Recently I assembled a rig specced out as follows:
Ubuntu 19.04
AMD Ryzen ThreadRipper 2950X
128GB DDR4 RAM
3x RTX 2080 ti (Drivers Version 440)
1300W PSU
After running darknet (With CUDA 10.2 and OpenCV installed) for several minutes, I get the following error message
“Xid (PCI:0000:08:00): 79, pid=1619, GPU has fallen off the bus.”
Under full load (I’m training a model using darknet), the temperatures stay within 65-85C. Power also doesn’t pull over 270W/card at peak, and that rarely ever happens anyway
If there’s any other info I can provide, please let me know!
The EVGA PSU is rated at 1300W and it’s gold standard, so at 100% load it’s 87% efficient, so that takes us down to 1131W… Which is kind of cutting it close…
Do you think that’s close enough to cut the GPUs off like that? Even though I’m running the GPUs at full power, the CPU doesn’t do much work, so we do have ~150W buffer. That being said though, it does run fine when only two of the cards are active, so it may very well be the PSU.
Also, I ran gpuburn for 20 minutes and all of the cards stayed online the entire time.
Sorry for being so thorough, I just want to be sure before I make a recommendation to my team (it’s very corporate, so it’s a pain to change things)
Btw, any PSUs that you recommend? I’m looking at this: CORSAIR AXi Series AX1600i CP-9020087-NA 1600W Digital ATX Power Supply - Newegg.com but using my previous calculations and 400w max/gpu instead, well the 1600w titanium puts out 1440w at 100% load and the max load is now 1467… Like I said, the cpu doesn’t run at 100% load… But that’s still a bit tight
I wouldn’t recommend those because those are digitally configurable PSUs running per default in multi-rail mode afaik and need the Corsair software to configure them for single-rail mode. I wouldn’t count on that software being available for Linux.

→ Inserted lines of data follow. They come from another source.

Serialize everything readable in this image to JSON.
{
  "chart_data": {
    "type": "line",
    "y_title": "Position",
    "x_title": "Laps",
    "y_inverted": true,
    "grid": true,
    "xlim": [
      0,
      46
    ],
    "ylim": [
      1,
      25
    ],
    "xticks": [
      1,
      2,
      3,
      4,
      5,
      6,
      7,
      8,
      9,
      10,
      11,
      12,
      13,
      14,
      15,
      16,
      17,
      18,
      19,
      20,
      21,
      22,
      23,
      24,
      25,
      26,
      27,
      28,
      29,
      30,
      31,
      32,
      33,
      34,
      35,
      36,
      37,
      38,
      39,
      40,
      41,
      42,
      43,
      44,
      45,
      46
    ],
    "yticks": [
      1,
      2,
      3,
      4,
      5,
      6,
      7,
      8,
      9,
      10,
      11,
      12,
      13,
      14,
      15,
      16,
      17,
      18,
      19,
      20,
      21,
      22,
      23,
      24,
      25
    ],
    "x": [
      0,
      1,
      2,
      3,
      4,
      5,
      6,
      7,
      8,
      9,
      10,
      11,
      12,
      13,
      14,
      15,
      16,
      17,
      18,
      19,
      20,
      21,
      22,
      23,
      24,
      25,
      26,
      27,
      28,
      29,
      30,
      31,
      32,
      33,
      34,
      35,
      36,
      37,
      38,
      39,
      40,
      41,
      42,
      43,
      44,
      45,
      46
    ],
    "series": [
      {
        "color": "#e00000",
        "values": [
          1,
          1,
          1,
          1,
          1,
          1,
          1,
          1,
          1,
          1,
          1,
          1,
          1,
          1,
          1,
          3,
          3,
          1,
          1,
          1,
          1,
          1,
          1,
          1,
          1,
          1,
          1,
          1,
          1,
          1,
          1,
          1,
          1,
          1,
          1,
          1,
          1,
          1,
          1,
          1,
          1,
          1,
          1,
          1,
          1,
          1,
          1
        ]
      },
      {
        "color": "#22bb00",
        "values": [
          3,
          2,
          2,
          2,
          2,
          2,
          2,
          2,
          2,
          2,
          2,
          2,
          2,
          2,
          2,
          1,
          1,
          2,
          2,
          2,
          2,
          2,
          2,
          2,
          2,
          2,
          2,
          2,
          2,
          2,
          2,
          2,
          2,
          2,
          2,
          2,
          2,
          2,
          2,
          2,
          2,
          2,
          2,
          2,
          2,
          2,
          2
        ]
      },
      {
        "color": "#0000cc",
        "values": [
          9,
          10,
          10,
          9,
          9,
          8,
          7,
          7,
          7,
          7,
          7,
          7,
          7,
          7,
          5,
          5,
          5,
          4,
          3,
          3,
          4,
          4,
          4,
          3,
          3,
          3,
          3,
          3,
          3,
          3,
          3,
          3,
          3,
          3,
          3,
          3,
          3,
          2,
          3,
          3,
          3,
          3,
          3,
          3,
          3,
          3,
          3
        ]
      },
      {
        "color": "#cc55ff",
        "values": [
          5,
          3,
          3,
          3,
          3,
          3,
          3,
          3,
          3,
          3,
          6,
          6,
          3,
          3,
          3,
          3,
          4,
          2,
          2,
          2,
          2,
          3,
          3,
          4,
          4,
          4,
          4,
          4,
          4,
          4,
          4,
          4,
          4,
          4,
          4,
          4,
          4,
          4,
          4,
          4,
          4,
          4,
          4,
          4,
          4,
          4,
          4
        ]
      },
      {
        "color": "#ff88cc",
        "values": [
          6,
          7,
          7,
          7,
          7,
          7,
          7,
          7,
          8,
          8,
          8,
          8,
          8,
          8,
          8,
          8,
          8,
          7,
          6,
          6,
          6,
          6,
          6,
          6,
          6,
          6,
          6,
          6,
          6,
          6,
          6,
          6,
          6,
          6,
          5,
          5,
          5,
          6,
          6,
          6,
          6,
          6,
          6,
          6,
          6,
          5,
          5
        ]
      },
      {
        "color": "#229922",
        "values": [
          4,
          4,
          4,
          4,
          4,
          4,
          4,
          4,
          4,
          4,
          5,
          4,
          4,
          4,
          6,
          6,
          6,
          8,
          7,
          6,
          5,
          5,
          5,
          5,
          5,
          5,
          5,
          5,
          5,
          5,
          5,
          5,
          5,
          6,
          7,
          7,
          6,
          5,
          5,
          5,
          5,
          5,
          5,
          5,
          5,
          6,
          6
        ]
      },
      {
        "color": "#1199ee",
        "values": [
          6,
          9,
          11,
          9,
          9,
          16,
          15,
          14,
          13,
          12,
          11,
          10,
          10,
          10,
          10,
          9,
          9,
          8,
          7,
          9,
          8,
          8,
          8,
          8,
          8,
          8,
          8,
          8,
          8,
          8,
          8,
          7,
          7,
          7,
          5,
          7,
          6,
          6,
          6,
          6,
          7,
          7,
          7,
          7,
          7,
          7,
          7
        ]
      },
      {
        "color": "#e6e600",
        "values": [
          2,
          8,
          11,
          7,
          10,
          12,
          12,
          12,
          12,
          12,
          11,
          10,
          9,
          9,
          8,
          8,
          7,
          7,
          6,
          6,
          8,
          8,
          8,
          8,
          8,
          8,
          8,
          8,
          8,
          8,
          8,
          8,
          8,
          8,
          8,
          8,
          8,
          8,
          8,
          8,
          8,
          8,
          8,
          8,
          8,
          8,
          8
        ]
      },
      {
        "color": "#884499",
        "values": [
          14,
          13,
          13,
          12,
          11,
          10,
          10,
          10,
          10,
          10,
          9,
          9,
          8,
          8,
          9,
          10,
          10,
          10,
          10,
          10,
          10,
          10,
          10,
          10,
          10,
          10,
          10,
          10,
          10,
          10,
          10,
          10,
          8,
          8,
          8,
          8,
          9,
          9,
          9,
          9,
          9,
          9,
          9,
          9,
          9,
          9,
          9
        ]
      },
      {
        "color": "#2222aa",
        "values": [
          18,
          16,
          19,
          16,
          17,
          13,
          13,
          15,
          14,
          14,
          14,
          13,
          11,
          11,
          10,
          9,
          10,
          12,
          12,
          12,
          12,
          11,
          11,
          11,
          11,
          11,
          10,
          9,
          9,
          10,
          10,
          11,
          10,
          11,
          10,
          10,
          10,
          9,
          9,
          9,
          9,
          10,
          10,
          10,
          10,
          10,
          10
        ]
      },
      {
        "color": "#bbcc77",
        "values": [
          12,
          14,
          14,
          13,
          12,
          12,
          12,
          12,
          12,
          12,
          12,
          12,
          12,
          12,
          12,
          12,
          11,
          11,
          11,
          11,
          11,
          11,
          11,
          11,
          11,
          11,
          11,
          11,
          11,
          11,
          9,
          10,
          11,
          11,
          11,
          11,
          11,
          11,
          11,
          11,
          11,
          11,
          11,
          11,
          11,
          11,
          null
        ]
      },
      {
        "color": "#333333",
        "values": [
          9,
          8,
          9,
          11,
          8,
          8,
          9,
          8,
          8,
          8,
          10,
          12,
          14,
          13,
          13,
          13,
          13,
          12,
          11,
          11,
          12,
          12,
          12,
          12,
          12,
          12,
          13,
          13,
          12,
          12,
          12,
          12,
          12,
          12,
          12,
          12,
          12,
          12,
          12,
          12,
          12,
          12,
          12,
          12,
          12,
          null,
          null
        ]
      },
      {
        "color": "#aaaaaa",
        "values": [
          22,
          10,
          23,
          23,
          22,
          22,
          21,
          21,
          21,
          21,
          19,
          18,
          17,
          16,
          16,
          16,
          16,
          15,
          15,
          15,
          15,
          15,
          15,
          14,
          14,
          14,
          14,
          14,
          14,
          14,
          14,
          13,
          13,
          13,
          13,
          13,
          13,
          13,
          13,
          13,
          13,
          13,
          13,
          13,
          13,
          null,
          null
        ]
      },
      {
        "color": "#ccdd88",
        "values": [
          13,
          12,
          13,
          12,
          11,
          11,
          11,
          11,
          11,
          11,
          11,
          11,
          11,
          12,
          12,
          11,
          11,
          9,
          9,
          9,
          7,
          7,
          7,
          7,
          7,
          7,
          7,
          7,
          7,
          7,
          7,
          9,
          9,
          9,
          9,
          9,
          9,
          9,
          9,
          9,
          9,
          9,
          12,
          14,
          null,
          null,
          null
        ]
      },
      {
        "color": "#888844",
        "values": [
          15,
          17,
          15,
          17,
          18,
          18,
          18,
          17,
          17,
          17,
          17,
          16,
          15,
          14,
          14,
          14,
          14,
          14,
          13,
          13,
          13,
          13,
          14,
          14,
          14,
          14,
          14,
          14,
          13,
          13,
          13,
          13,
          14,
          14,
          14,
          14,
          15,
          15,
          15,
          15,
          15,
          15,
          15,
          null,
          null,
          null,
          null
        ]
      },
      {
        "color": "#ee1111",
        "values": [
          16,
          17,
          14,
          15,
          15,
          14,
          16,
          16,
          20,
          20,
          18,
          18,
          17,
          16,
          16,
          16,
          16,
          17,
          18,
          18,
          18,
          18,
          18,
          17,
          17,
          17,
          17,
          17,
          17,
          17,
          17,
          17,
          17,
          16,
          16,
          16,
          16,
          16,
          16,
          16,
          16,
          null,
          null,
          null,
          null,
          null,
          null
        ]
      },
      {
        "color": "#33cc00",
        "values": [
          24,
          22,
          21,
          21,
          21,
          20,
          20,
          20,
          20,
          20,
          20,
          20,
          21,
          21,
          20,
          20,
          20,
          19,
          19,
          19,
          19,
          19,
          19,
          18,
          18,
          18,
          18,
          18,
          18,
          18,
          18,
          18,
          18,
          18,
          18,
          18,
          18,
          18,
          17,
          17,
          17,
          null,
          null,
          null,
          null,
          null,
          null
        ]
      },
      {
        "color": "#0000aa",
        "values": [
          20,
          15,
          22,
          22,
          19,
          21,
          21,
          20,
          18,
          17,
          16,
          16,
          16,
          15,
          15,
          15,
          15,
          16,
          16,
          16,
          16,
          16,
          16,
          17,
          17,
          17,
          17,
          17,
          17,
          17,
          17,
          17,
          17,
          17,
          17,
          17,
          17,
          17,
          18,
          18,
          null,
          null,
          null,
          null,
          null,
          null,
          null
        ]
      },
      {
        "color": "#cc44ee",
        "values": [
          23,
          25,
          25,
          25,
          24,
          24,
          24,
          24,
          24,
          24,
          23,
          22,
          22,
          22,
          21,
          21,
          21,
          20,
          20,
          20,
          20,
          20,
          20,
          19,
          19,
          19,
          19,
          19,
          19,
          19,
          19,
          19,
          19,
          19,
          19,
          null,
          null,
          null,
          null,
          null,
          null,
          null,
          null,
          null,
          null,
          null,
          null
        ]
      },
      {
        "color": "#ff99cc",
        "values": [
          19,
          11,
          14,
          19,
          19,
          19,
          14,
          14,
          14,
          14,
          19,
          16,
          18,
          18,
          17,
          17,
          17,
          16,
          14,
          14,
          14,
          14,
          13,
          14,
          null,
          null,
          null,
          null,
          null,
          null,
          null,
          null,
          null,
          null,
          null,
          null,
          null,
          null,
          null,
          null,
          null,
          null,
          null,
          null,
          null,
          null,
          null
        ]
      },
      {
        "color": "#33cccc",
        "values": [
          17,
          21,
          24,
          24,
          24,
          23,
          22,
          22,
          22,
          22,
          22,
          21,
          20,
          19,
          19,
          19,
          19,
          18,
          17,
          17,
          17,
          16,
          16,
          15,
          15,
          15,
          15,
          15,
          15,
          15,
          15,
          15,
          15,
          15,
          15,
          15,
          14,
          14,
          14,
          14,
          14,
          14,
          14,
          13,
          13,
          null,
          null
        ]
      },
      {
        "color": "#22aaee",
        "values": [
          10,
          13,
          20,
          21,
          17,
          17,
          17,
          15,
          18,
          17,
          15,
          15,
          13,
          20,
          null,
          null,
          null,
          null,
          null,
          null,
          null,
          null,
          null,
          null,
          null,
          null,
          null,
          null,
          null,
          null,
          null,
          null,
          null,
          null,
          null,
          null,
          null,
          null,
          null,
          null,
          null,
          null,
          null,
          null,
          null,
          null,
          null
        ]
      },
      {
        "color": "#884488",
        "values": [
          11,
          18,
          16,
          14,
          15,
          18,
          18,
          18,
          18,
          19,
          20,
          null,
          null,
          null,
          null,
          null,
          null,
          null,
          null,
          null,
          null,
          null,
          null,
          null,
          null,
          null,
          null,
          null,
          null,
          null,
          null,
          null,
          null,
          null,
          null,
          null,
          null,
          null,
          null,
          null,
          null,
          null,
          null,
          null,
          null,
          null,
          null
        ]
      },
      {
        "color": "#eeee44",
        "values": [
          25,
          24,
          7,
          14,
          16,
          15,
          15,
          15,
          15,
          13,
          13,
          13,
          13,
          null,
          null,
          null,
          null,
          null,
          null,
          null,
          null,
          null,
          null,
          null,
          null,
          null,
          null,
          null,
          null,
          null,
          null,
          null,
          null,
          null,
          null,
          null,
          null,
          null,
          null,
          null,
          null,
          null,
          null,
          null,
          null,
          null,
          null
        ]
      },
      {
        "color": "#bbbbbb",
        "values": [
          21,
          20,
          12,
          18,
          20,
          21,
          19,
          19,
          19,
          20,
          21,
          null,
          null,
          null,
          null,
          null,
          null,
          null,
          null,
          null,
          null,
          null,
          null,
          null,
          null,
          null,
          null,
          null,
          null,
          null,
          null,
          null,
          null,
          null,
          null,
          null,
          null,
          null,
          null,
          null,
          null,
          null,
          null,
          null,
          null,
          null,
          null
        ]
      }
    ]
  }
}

Without single-rail you’ll run into the same problem.
Hmm okay, so the better option is to just get a second psu then. Can you point me to an article about that? I read the post that you sent about the Quadros and the 6KW psu with n+1, but I’m not entirely sure how to set that up
That was specific to that HPE server, it had four psus which can be set in bios as either online or fail-over spare.
I can’t really wholeheartedly recommend any psu, not my field of knowledge. I only know about some of the pitfalls.